Sono venuti parecchi da Ehlalab, un villaggio che dista 45 minuti a piedi, da percorrere sugli argini del fiume: vi sta nascendo, tra
molte difficoltà, una comunità di autentici "poveri", perseguitati in tutti i modi. Tra di loro c'é Kauressul, non ancora catecumeno,
cui pochi giorni fa é morto un bambino, Patrice, di 5-6 anni: l'unico maschietto che aveva. Io ero assente da Suzana per un
servizio in Diocesi: un ritiro per i catechisti. Ora é la prima volta che ci vediamo dopo d'allora.
Kauressul mi descrive per filo e per segno la malattia del bambino, quasi giorno per giorno. Poi continua: "Era ormai sera e mi
dice: 'Papà, mi sa che devo proprio morire sai'. Gli rispondo: 'Vediamo, forse si può fare ancora qualcosa, o forse no; forse devi
proprio andare, sarà quel che Dio vorrà". Poi continua: "Era ormai notte fonda. Ad un certo punto il bambino mi chiama e mi dice:
'Tirami fuori Gesù'. Si riferiva alla medaglia che aveva. Gliela dò e se la mette al collo. Poi mi dice: 'Dami i sandali'. 'Perchè vuoi i
sandali? ' gli chiedo. Mi dice: 'Ma come, non capisci? Io devo andare da Gesù, muoio; portami i sandali'. Gli porto i sandali e
glieli metto ai piedi. Passa un po' di tempo, poi mi dice: 'Adesso ti canto una canzone' e comincia il canto dell'anno santo, uno
degli ultimi canti che ha imparato: Aprite le porte, spalancate le vostre case, ecco la Redenzione è vicina... e quando é arrivato
qui alle parole 'la Redenzione è vicina' si é fermato ed ha taciuto.
L'ho guardato: era morto. E' morto cantando queste parole... Poi il
primo gallo ha cantato...".
Piangevo: le lacrime agli occhi e un groviglio di sentimenti in cuore. Patrice é
morto cantando il mio ultimo canto, si è presentato davanti a Gesù con la sua
innocenza, ma consapevole di ciò che stava succedendo, con la lucidità e la
maturità che solo un momento terribile e vero come quello può dare...
Mi riprende quel senso come di paura, che è responsabilità e coscienza di essere
di fronte al mistero e di dovere io, così incapace e limitato, dare ai miei fratelli
mezzi di espressione per comunicare con questo mistero. Entrerà anche questo
nella grandezza di quel sacerdozio cui Cristo mi ha chiamato? Sarà proprio
questo che mi dà questo senso di vertigine, come una finestra aperta sull'infinito?

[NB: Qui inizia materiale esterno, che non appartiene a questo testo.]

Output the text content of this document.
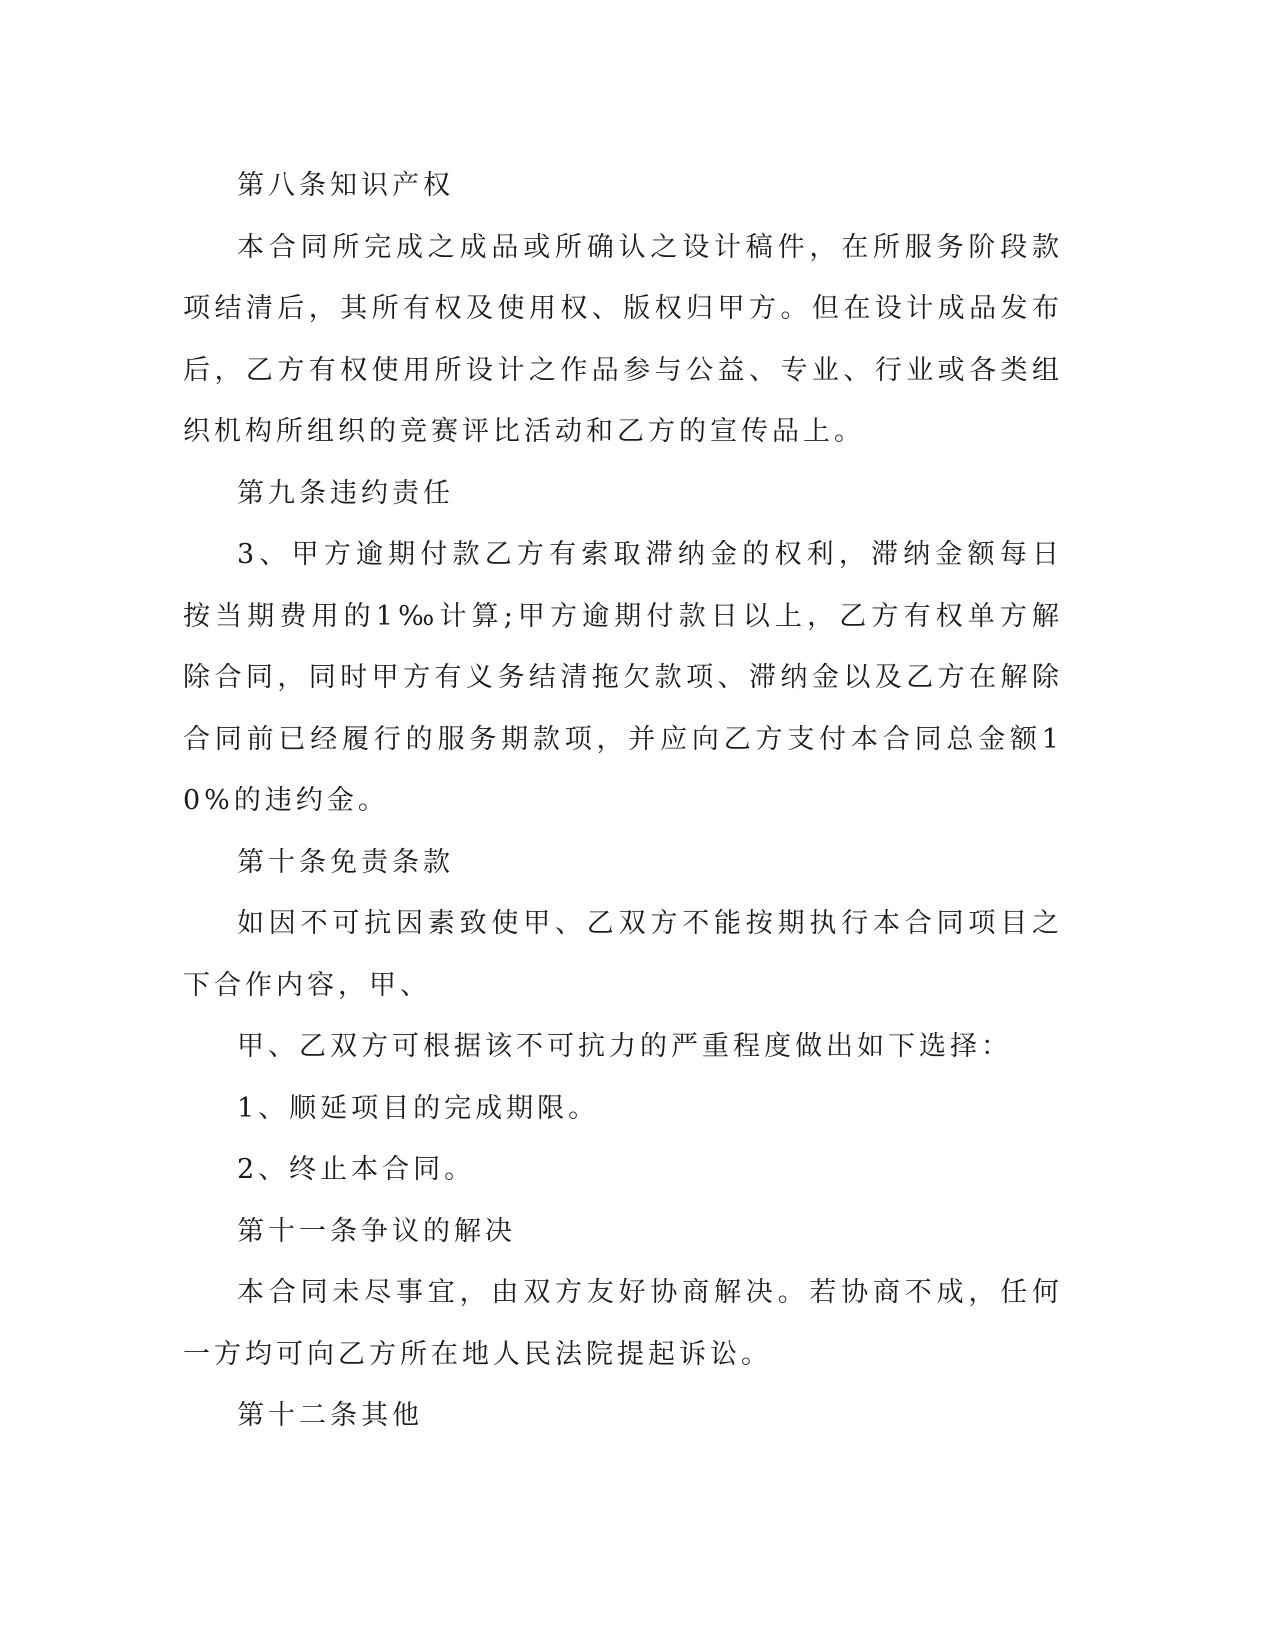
第八条知识产权

本合同所完成之成品或所确认之设计稿件，在所服务阶段款项结清后，其所有权及使用权、版权归甲方。但在设计成品发布后，乙方有权使用所设计之作品参与公益、专业、行业或各类组织机构所组织的竞赛评比活动和乙方的宣传品上。

第九条违约责任

3、甲方逾期付款乙方有索取滞纳金的权利，滞纳金额每日按当期费用的1‰计算;甲方逾期付款日以上，乙方有权单方解除合同，同时甲方有义务结清拖欠款项、滞纳金以及乙方在解除合同前已经履行的服务期款项，并应向乙方支付本合同总金额10%的违约金。

第十条免责条款

如因不可抗因素致使甲、乙双方不能按期执行本合同项目之下合作内容，甲、

甲、乙双方可根据该不可抗力的严重程度做出如下选择：

1、顺延项目的完成期限。

2、终止本合同。

第十一条争议的解决

本合同未尽事宜，由双方友好协商解决。若协商不成，任何一方均可向乙方所在地人民法院提起诉讼。

第十二条其他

Ho davanti agli occhi quel bambino e suo padre che mi racconta. A Ehlalab c'è
stato chi ha riso di lui, lo hanno canzonato perchè lui ha preso il cammino del
bianco e gli spiriti lo hanno punito prendendogli l'unico figlio maschio, ma lui
questo me l'ha appena accennato: quello che gli premeva di dire era il resto.
Io come Gli andrò incontro? Con tutti i canti che ho fatto, voglio proprio vedere se
non me ne viene nemmeno uno in quel momento! Però me lo devo meritare. Vuol
dire che chiederò l'aiuto di Patrice: una mano me la dovrebbe dare per farmi
arrivare dove é arrivato lui.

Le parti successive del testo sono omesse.